Evaluation of predictive model

The performance of each models was evaluated using three classification metrics i.e. Matthews correlation coefficient (MCC), accuracy, the area under the receiver operating characteristic curve (AUC) based on true positive (TP), true negative (TN), false positive (FP), false negative (FN). These metrics evaluate the statistical performance and robustness of built models.

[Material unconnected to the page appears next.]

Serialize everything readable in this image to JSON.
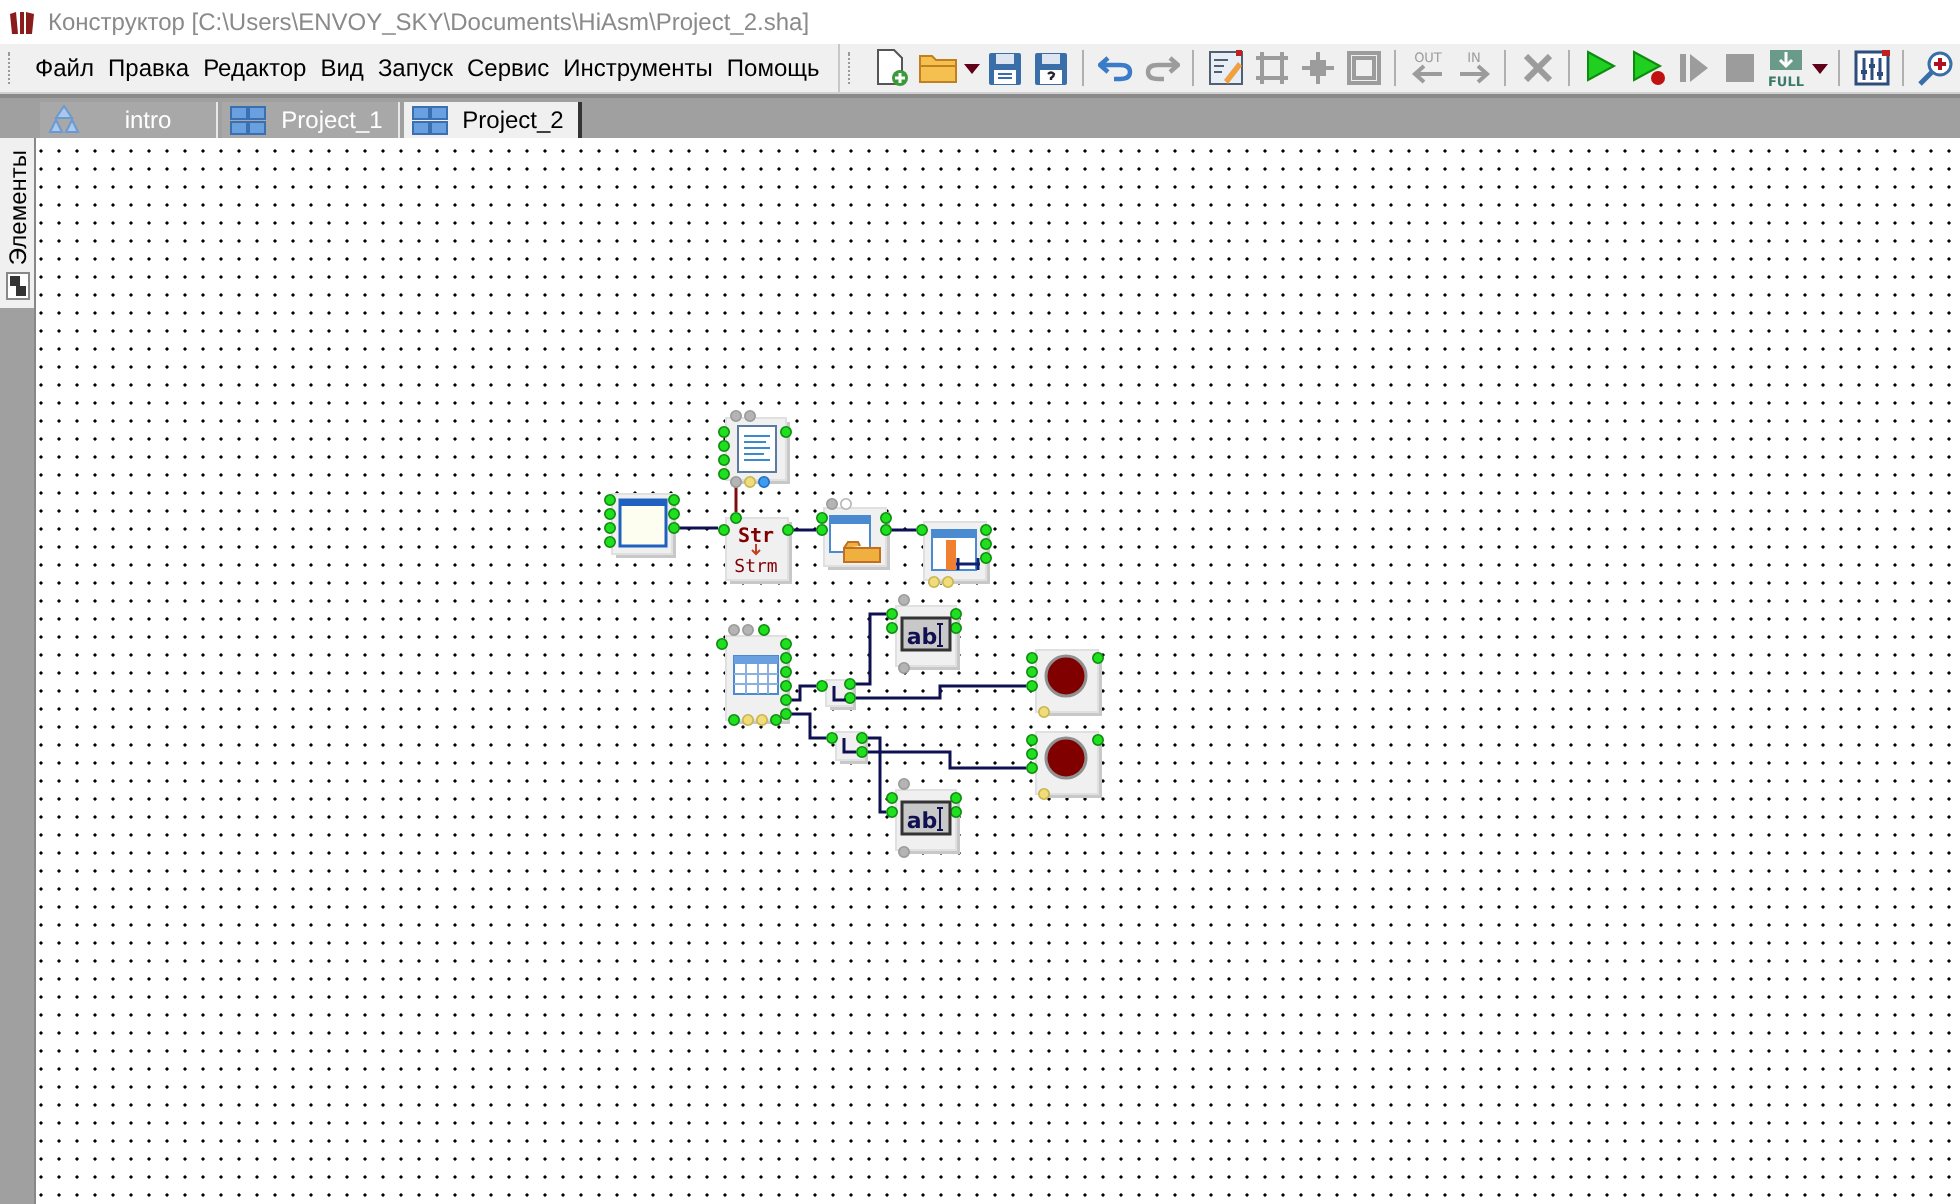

$${\text{Accuracy }}\left( {{\text{ACC}}} \right){ } = \frac{{\left( {{\text{TP}} + {\text{TN}}} \right)}}{{\left( {{\text{TP}} + {\text{FP}} + {\text{TN}} + {\text{FN}}} \right)}}$$
$${\text{Precision}} = { }\frac{{{\text{TP}}}}{{{\text{TP}} + {\text{FP}}}}$$
$${\text{F}}1\;{\text{ Score}} = \frac{{2{ } \times { }\left( {{\text{TP }}/({\text{TP}} + {\text{FN}})} \right){ } \times { }\left( {{\text{TP }}/({\text{TP}} + {\text{FP}})} \right)}}{{\left( {{\text{TP }}/({\text{TP}} + {\text{FN}})} \right) + { }\left( {{\text{TP }}/({\text{TP}} + {\text{FP}})} \right)}}$$
$${\text{MCC}} = { }\frac{{{\text{TP}} \times {\text{TN}} - {\text{FP}} \times {\text{FN }}}}{{\sqrt {\left( {{\text{TP}} + {\text{FP}}} \right){ }\left( {{\text{TP}} + {\text{FN}}} \right){ }\left( {{\text{TN}} + {\text{FP}}} \right){ }\left( {{\text{TN}} + {\text{FN}}} \right)} }}$$
$${\text{AUC}} = { }\frac{{{\text{TPR}} + {\text{TNR}}}}{2}$$
$${\text{Recall}} = {\text{TPR }}\left( {{\text{True}}\;{\text{ Positive}}\;{\text{ rate}}} \right) = { }\frac{{{\text{TP}}}}{{{\text{TP}} + {\text{FN}}}}$$
$${\text{TNR }}\left( {{\text{True}}\;{\text{ Negative}}\;{\text{ Rate}}} \right) = { }\frac{{{\text{TN}}}}{{{\text{TN}} + {\text{FP}}}}$$

Ethics approval and consent to participate

Every author accepted ethical standards of a genuine research study.